To przyćmione światło okrywało wszystkie przedmioty dziwnym blaskiem, jaki możnaby wystawić sobie, gdyby się patrzyło przez szkło miedziano-czerwone, zafarbowane.
W tamecznym klimacie taki fenomen, w połączeniu z niezmiernym upałem gorącej strefy, zapowiada zawsze nadchodzącą burzę.
Istotnie ociężałe, duszące powietrze stawało się nieznośnem;; duże krople potu okrywały, jak perły, czoło Dżalmy, ciągle pogrążonego we śnie.
Dusiciel, czołgając się jak wąż koło ściany namiotu, przesunął się aż do maty, na której leżał Dżalma, i przy nim przytulił się spłaszczony, aby jak najmniej zabrać miejsca.
Patrząc na dusiciela, leżącego przy Dżalmie, którego życie było na jego łasce, widzieć było można po kurczach twarzy, że w piersiach tego człowieka toczyła się gwałtowna walka...
Instynkt, chęć zabójstwa, walczyły w tej srogiej duszy przeciwko rozkazom, które odebrał, gdyż nie powinien był zabijać Dżalmy.
Może zamiar jego zgubniejszy był nad śmierć samą...
Dwa razy, pałając dziką żądzą, opierał się tylko na jednej lewej ręce, a prawą chwytał za stryczek... i dwa razy porzucał go: instynkt morderstwa ustępował wszechwładnej woli, której Malajczyk nawykł być posłusznym.
Namiętność do morderstwa dochodzić w nim musiała do szaleństwa, bo przez wahanie tracił drogocenny czas.
Dżalma każdej chwili mógł się obudzić, a posiadał siłę, zręczność i odwagę.
Nawet bez broni strasznym byłby przeciwnikiem dla dusiciela.
Nareszcie Malajczyk, stłumiwszy w piersiach westchnienie żalu, wziął się do dzieła.
Dżalma spał z głową opartą na podłożonej ręce.
Wypadało, nie budząc go, dokazać, iżby odwrócił twarz ku drzwiom, ażeby, w razie, gdyby się nawpół przebudził, wzrok jego nie padł odrazu na dusiciela.

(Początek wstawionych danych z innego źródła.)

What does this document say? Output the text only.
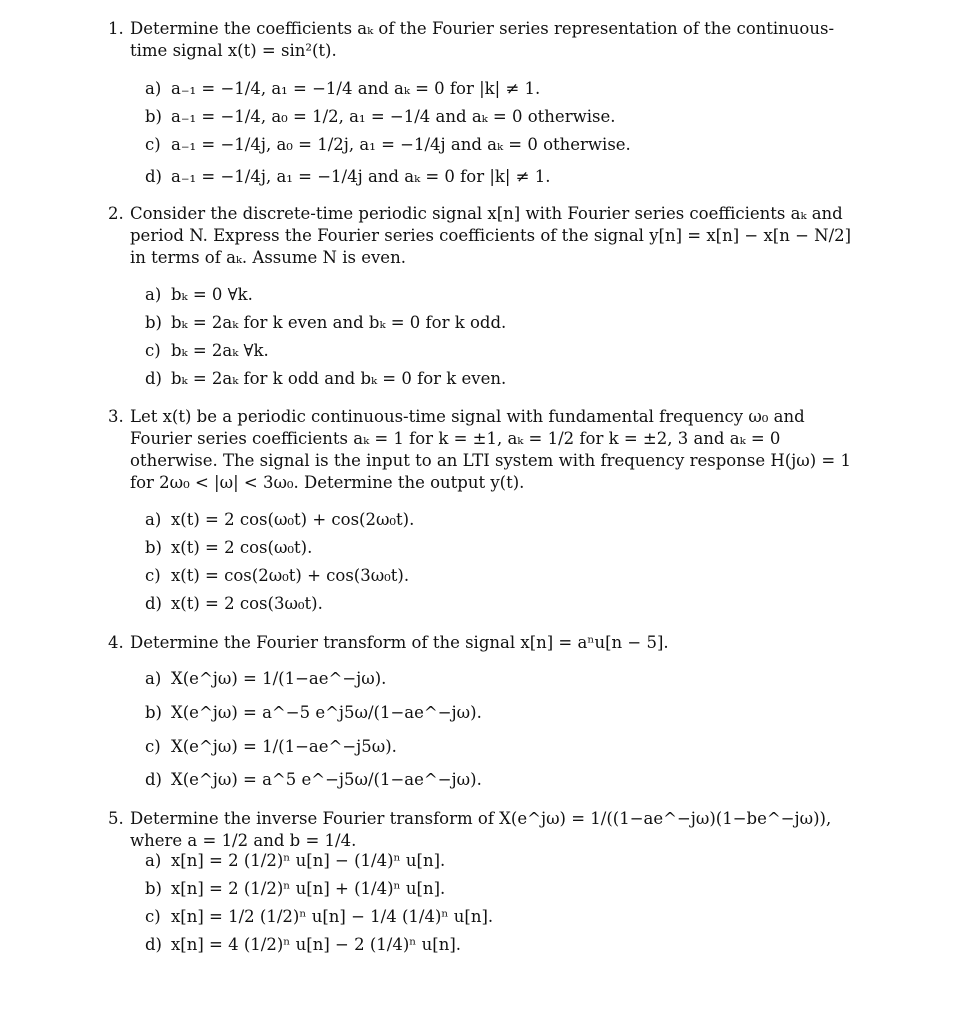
1. Determine the coefficients aₖ of the Fourier series representation of the continuous-time signal x(t) = sin²(t).
a) a₋₁ = −1/4, a₁ = −1/4 and aₖ = 0 for |k| ≠ 1.
b) a₋₁ = −1/4, a₀ = 1/2, a₁ = −1/4 and aₖ = 0 otherwise.
c) a₋₁ = −1/4j, a₀ = 1/2j, a₁ = −1/4j and aₖ = 0 otherwise.
d) a₋₁ = −1/4j, a₁ = −1/4j and aₖ = 0 for |k| ≠ 1.
2. Consider the discrete-time periodic signal x[n] with Fourier series coefficients aₖ and period N. Express the Fourier series coefficients of the signal y[n] = x[n] − x[n − N/2] in terms of aₖ. Assume N is even.
a) bₖ = 0 ∀k.
b) bₖ = 2aₖ for k even and bₖ = 0 for k odd.
c) bₖ = 2aₖ ∀k.
d) bₖ = 2aₖ for k odd and bₖ = 0 for k even.
3. Let x(t) be a periodic continuous-time signal with fundamental frequency ω₀ and Fourier series coefficients aₖ = 1 for k = ±1, aₖ = 1/2 for k = ±2, 3 and aₖ = 0 otherwise. The signal is the input to an LTI system with frequency response H(jω) = 1 for 2ω₀ < |ω| < 3ω₀. Determine the output y(t).
a) x(t) = 2 cos(ω₀t) + cos(2ω₀t).
b) x(t) = 2 cos(ω₀t).
c) x(t) = cos(2ω₀t) + cos(3ω₀t).
d) x(t) = 2 cos(3ω₀t).
4. Determine the Fourier transform of the signal x[n] = aⁿu[n − 5].
a) X(e^jω) = 1/(1−ae^−jω).
b) X(e^jω) = a^−5 e^j5ω/(1−ae^−jω).
c) X(e^jω) = 1/(1−ae^−j5ω).
d) X(e^jω) = a^5 e^−j5ω/(1−ae^−jω).
5. Determine the inverse Fourier transform of X(e^jω) = 1/((1−ae^−jω)(1−be^−jω)), where a = 1/2 and b = 1/4.
a) x[n] = 2 (1/2)ⁿ u[n] − (1/4)ⁿ u[n].
b) x[n] = 2 (1/2)ⁿ u[n] + (1/4)ⁿ u[n].
c) x[n] = 1/2 (1/2)ⁿ u[n] − 1/4 (1/4)ⁿ u[n].
d) x[n] = 4 (1/2)ⁿ u[n] − 2 (1/4)ⁿ u[n].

Teraz zaś, dla dopięcia zamiaru, trzeba było przebyć kilka minut w namiocie.
Niebo coraz bardziej zachmurzyło się... podobne było do rozpalonej miedzi. Upał doszedł do najwyższego stopnia; powietrze tak było naładowane elektrycznością, iż prócz przenikliwego zapachu kwiatów czuć było mocną woń siarki; wszystko się przyczyniało do pogrążenia w głębokim śnie Dżalmy i ułatwienia zamiarów dusiciela, który, klęcząc przy nim, zaczął zręcznymi, oliwą wysmarowanymi końcami palców, lekko dotykać czoła, skroni i powiek młodego Indjanina, z taką niezwykłą zręcznością, iż tenże ledwie to mógł uczuć.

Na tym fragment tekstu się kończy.